Cuando siento angustia en la ciudad, cuando camino por la calle sin nombre pero con cartera, soy el desconocido. Quizá un loco o un repartido de propaganda. Bar El Desengaño: buena comida, mejores cóckteles, algo de felicidad. Ojalá fuera todo así para vivir, no sé si mejor, pero más feliz por mi ignorancia que por mis hallazgos. Cuando me inunda la desazón de mi tiempo, cuando la vida llueve por inercia más que por el peso de sus días, entonces vuelvo atrás. Rebobino las pistas de mi memoria y echo de menos. Regreso al pueblo, al niño que una vez soñó desde el banco del fracaso, una mañana de recreo, besar a la chica del último curso, la popular, la que fumaba un piti a la salida del instituto y compartía risas con sus colegas y sus chupas de cuero. Cuando me inunda la desazón vuelvo a ese niño de trece años que vivía en el pueblo. Para saber quién soy, quién quiero ser, hago refugio en mis recuerdos.
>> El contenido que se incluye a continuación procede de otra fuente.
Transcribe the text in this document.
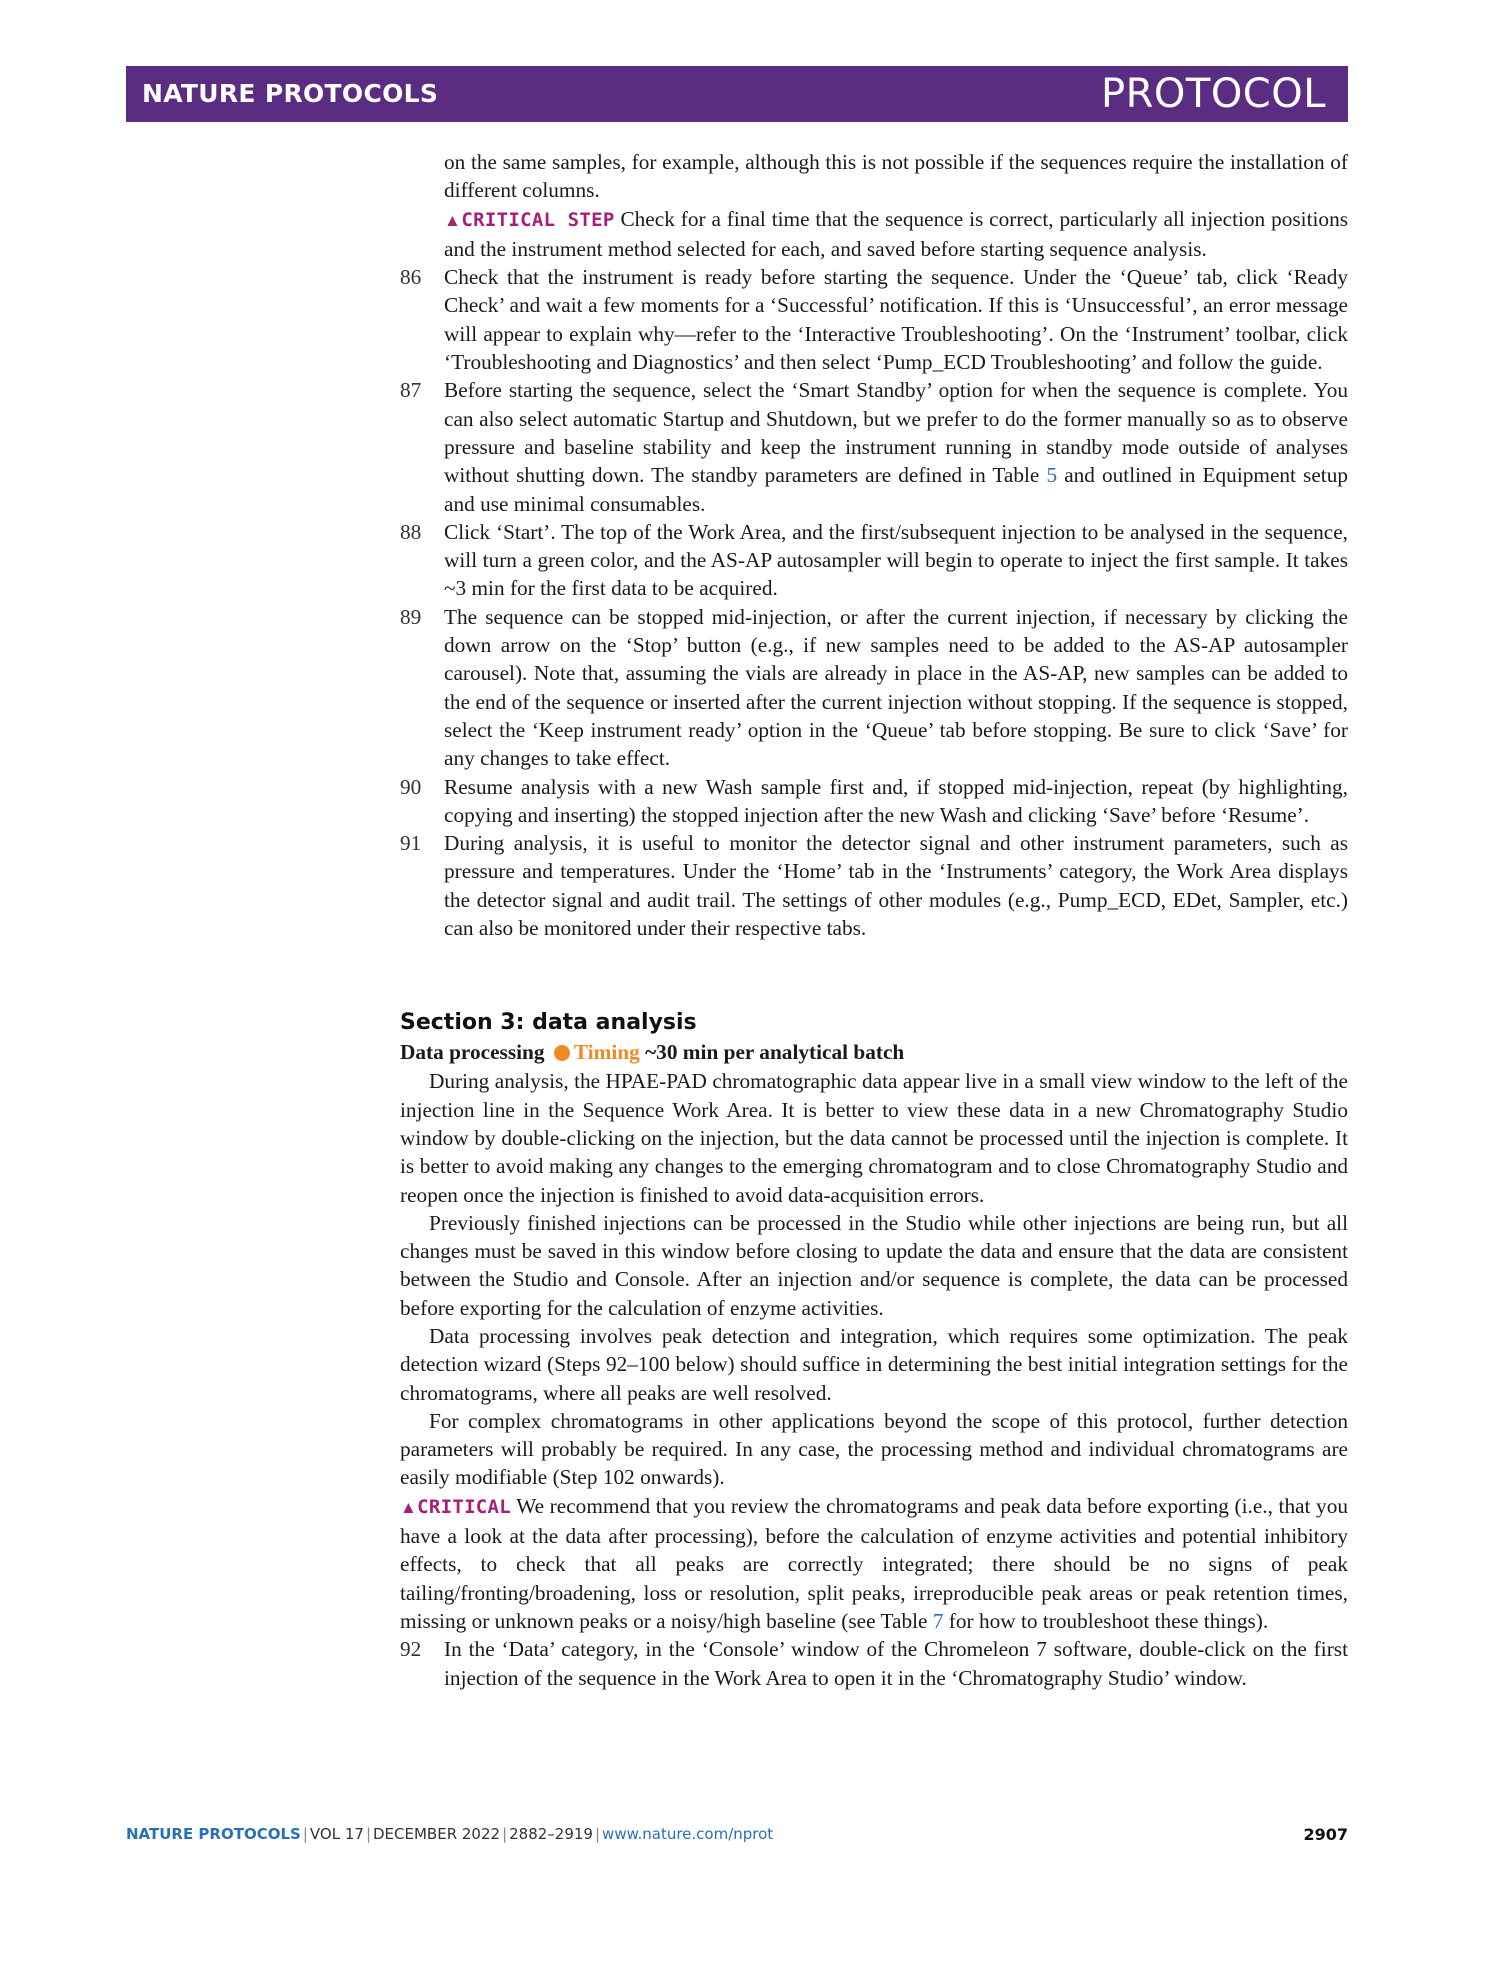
NATURE PROTOCOLS	PROTOCOL

on the same samples, for example, although this is not possible if the sequences require the installation of different columns.

▲CRITICAL STEP Check for a final time that the sequence is correct, particularly all injection positions and the instrument method selected for each, and saved before starting sequence analysis.

86 Check that the instrument is ready before starting the sequence. Under the ‘Queue’ tab, click ‘Ready Check’ and wait a few moments for a ‘Successful’ notification. If this is ‘Unsuccessful’, an error message will appear to explain why—refer to the ‘Interactive Troubleshooting’. On the ‘Instrument’ toolbar, click ‘Troubleshooting and Diagnostics’ and then select ‘Pump_ECD Troubleshooting’ and follow the guide.
87 Before starting the sequence, select the ‘Smart Standby’ option for when the sequence is complete. You can also select automatic Startup and Shutdown, but we prefer to do the former manually so as to observe pressure and baseline stability and keep the instrument running in standby mode outside of analyses without shutting down. The standby parameters are defined in Table 5 and outlined in Equipment setup and use minimal consumables.
88 Click ‘Start’. The top of the Work Area, and the first/subsequent injection to be analysed in the sequence, will turn a green color, and the AS-AP autosampler will begin to operate to inject the first sample. It takes ~3 min for the first data to be acquired.
89 The sequence can be stopped mid-injection, or after the current injection, if necessary by clicking the down arrow on the ‘Stop’ button (e.g., if new samples need to be added to the AS-AP autosampler carousel). Note that, assuming the vials are already in place in the AS-AP, new samples can be added to the end of the sequence or inserted after the current injection without stopping. If the sequence is stopped, select the ‘Keep instrument ready’ option in the ‘Queue’ tab before stopping. Be sure to click ‘Save’ for any changes to take effect.
90 Resume analysis with a new Wash sample first and, if stopped mid-injection, repeat (by highlighting, copying and inserting) the stopped injection after the new Wash and clicking ‘Save’ before ‘Resume’.
91 During analysis, it is useful to monitor the detector signal and other instrument parameters, such as pressure and temperatures. Under the ‘Home’ tab in the ‘Instruments’ category, the Work Area displays the detector signal and audit trail. The settings of other modules (e.g., Pump_ECD, EDet, Sampler, etc.) can also be monitored under their respective tabs.
Section 3: data analysis

Data processing Timing ~30 min per analytical batch

During analysis, the HPAE-PAD chromatographic data appear live in a small view window to the left of the injection line in the Sequence Work Area. It is better to view these data in a new Chromatography Studio window by double-clicking on the injection, but the data cannot be processed until the injection is complete. It is better to avoid making any changes to the emerging chromatogram and to close Chromatography Studio and reopen once the injection is finished to avoid data-acquisition errors.

Previously finished injections can be processed in the Studio while other injections are being run, but all changes must be saved in this window before closing to update the data and ensure that the data are consistent between the Studio and Console. After an injection and/or sequence is complete, the data can be processed before exporting for the calculation of enzyme activities.

Data processing involves peak detection and integration, which requires some optimization. The peak detection wizard (Steps 92–100 below) should suffice in determining the best initial integration settings for the chromatograms, where all peaks are well resolved.

For complex chromatograms in other applications beyond the scope of this protocol, further detection parameters will probably be required. In any case, the processing method and individual chromatograms are easily modifiable (Step 102 onwards).

▲CRITICAL We recommend that you review the chromatograms and peak data before exporting (i.e., that you have a look at the data after processing), before the calculation of enzyme activities and potential inhibitory effects, to check that all peaks are correctly integrated; there should be no signs of peak tailing/fronting/broadening, loss or resolution, split peaks, irreproducible peak areas or peak retention times, missing or unknown peaks or a noisy/high baseline (see Table 7 for how to troubleshoot these things).

92 In the ‘Data’ category, in the ‘Console’ window of the Chromeleon 7 software, double-click on the first injection of the sequence in the Work Area to open it in the ‘Chromatography Studio’ window.
NATURE PROTOCOLS | VOL 17 | DECEMBER 2022 | 2882–2919 | www.nature.com/nprot	2907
Mi infancia en el pueblo, mi adolescencia, me pertenecen como el agua a la pecera, como el pez a su hábitat. Había días de lluvia al calor de un brasero. Los sábados felices en casa de los abuelos, unas migas recién hechas, recién puesta la mesa, y un gato llamado Mateo entre las piernas, maullando desde el sonido de la infancia.

Los lunes en el pueblo eran agua corriendo calle abajo, piedra abajo, hasta desembocar en una alcantarilla. El olor de la leña en algunas casas, el frío en las manos camino del instituto, el dolor de los nudillos, de las uñas –rojas como brasas-, el alivio del bolsillo que da a tus dedos cobijo. Los lunes los recuerdo con el sonido del timbre del reloj, y llegar justo a tiempo a la primera clase, con los ojos aún dormidos, y la cabeza en pensamientos que poco tenían que ver con las raíces cuadradas, el matemático Gauss o las lecciones de Historia. Es tan frágil el tiempo que corta cuando limpiamos sus cristales.

Los martes en el pueblo eran rutina. Algún entrenamiento de baloncesto alguna tarde; alguna clase particular -¿he dicho ya que no se me daban bien las Matemáticas?-, alguna vez un libro, algún beso a escondidas con tu ex cuando ya no quedaba nada -si alguna vez hubo algo-. Martes era sinónimo de lunes, pero con segundas intenciones y las agujas del reloj que no paraban.

Los miércoles eran punto medio, tan difícil de encontrar en un país de extremos. Los jueves en el pueblo eran un paso más, más cerca del fin de semana, como si la vida te diera la mano y te dijera: ven, hagamos un trato.

Recuerdo los viernes en el parque, al lado de la casa de mi amigo Carmelo. Allí íbamos los demás: Alejandro, Luismi y yo. Un viernes tarde bajo el sol, perdiendo el tiempo frente a la pantalla de un móvil, en un parque donde, a tan solo unos metros, los mayores hacían sus ejercicios, algo de deporte para remover los huesos que se estancan. Si el tiempo no cortara tanto quizá podríamos haber sabido cuántas vidas se escondían detrás de esas miradas cansadas. Los viernes eran caminar desde ese parque hasta el otro lado del pueblo, pasear sin más vicio que hablar, que degustar la amistad, como una piruleta entre los labios.

Los domingos en el pueblo eran el sonido de la campana de la iglesia, que despertaba a los vecinos, los reclamaba entre sus muros, entre la antigüedad de la piedra y el rezo. Las tardes eran poco más que agua estancada. Como el pez, ver que los días de la semana y sus rutinas van cayendo en la pecera, y se quedan ahí flotando, como si te dijeran: ven, guárdame en tu memoria.

El pueblo es mi infancia, mi adolescencia, la pecera en la que aquel pez navega, sintiéndose libre a pesar de sus paredes de cristal. Recuerdo a ese pez y su pecera, en un rincón del salón de la casa, en el pueblo. Lo recuerdo como si ayer rellenara ese agua, a mis ocho años. Cuando me abruma la realidad de una ciudad como Madrid, vuelvo a ser ese niño. Me acero a la pecera de mi olvido, limpio el polvo, echo de menos, y alimento a mi pez para hacer memoria, beber agua y seguir nadando.